Pour les moteurs et les boites de vitesses, l’aluminium se généralise. La finesse des moulages ayant progressé, on peut obtenir des parois suffisamment fines avec de l’aluminium, tout en gardant une bonne rigidité pour rendre le moteur porteur (c’est-à-dire faisant office de châssis sur la partie arrière de la voiture) et éviter un châssis trop lourd.

McLaren et la révolution du carbone

Les années 1990 voient l’arrivée des coques en fibre de carbone. Il s’agit d’un matériau composite résine et tissus de fibres de carbone appelé polymère à renfort fibre de carbone, ou en anglais CFRP. Après l’avoir expérimenté en Formule 1 (la MP4/1 dès l’année 1981), McLaren qui l’impose au Mans en 1995 avec la F1 GTR, qui remporte la course dès sa première participation aux mains de Yannick Dalmas, Masanori Sekiya et JJ Lehto. L’avantage de la fibre de carbone est double : une très grande résistance à la torsion, encaissant des contraintes sans destruction, et très grande légèreté par rapport à l’aluminium. Un inconvénient toutefois : la production d’une coque en carbone est longue à obtenir et le passage en four autoclave (haute température sous pression) est nécessaire pour assurer la bonne homogénéité des différents composants.

Le carbone a également été décliné pour assurer le freinage des voitures depuis la fin des années 1980. Les disques dans ce matériau supportent des températures extrêmement élevées et assurent une constance dans le freinage avant leur usure complète. Les freins en carbone sont même entrés dans la mémoire collective des 24 Heures du Mans : les disques de freins portés au rouge dans les gros freinages du circuit (Mulsanne, Indianapolis et Arnage, les chicanes Ford et la chicane Dunlop) sont un moment très prisé des spectateurs, conciliant innovation technologique et spectacle en piste.

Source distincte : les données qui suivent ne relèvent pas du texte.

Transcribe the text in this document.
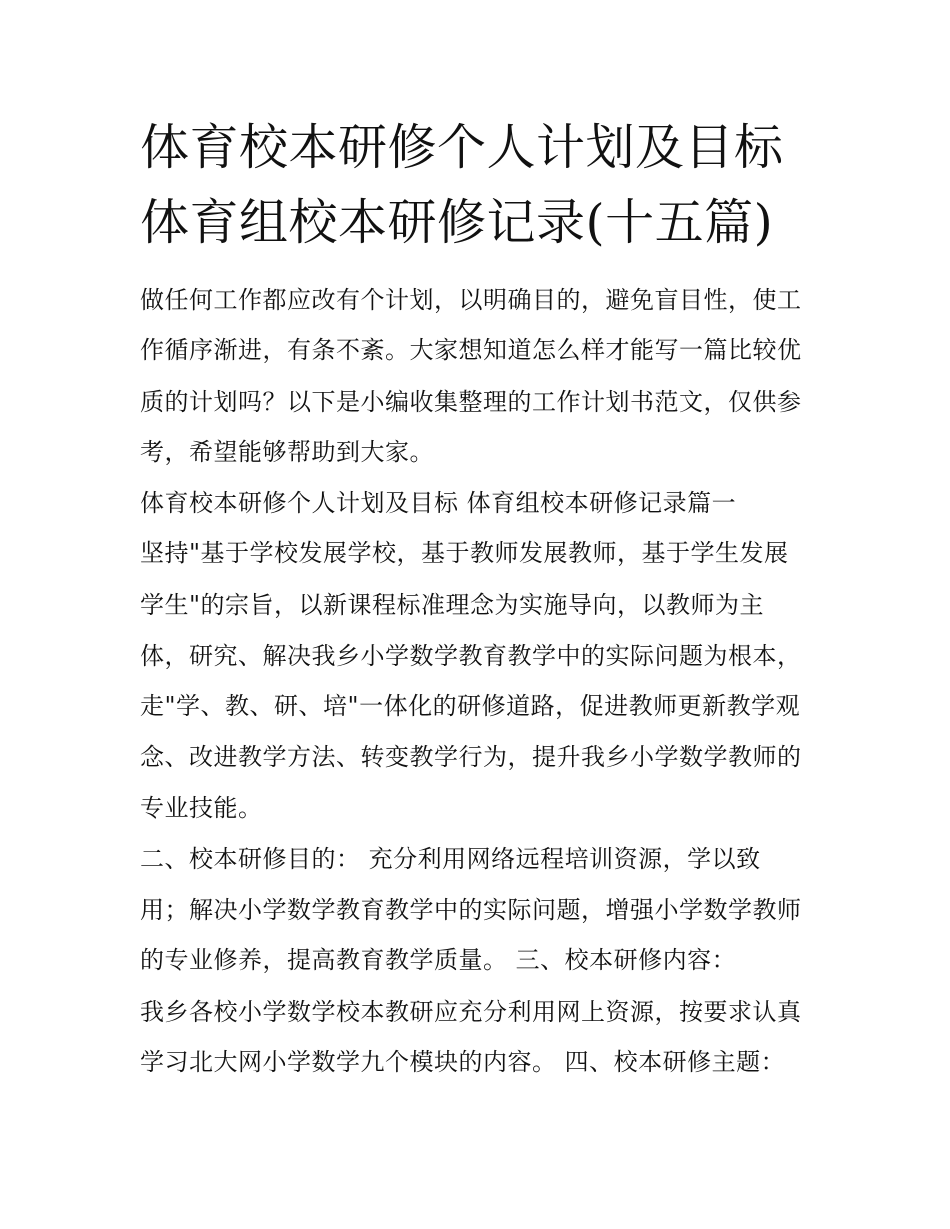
体育校本研修个人计划及目标
体育组校本研修记录(十五篇)
做任何工作都应改有个计划，以明确目的，避免盲目性，使工
作循序渐进，有条不紊。大家想知道怎么样才能写一篇比较优
质的计划吗？以下是小编收集整理的工作计划书范文，仅供参
考，希望能够帮助到大家。
体育校本研修个人计划及目标 体育组校本研修记录篇一
坚持"基于学校发展学校，基于教师发展教师，基于学生发展
学生"的宗旨，以新课程标准理念为实施导向，以教师为主
体，研究、解决我乡小学数学教育教学中的实际问题为根本，
走"学、教、研、培"一体化的研修道路，促进教师更新教学观
念、改进教学方法、转变教学行为，提升我乡小学数学教师的
专业技能。
二、校本研修目的： 充分利用网络远程培训资源，学以致
用；解决小学数学教育教学中的实际问题，增强小学数学教师
的专业修养，提高教育教学质量。 三、校本研修内容：
我乡各校小学数学校本教研应充分利用网上资源，按要求认真
学习北大网小学数学九个模块的内容。 四、校本研修主题：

PHOTOS : LE MANS (SARTHE, FRANCE), CIRCUIT DES 24 HEURES, 24 HEURES DU MANS - DE HAUT EN BAS (D.R. / ARCHIVES ACO) : l'évolution des matériaux de carrosserie châssis en trois instantanés, avec la tôle avec Chenard & Walcker (ici la voiture de Raoul Bachmann/Christian Dauvergne, 2e en 1923 derrière l'autre voiture de la marque française victorieuse de ces premières 24 Heures), châssis tubulaire et fibre de verre pour la Matra 650 (quatrième en 1969 aux mains de Jean-Pierre Beltoise/Piers Courage) et fibre de carbone pour la McLaren F1 GTR (ici la voiture de David Brabham/Pierre-Henri Raphanel/Lindsay Owen-Jones cinquième en 1996).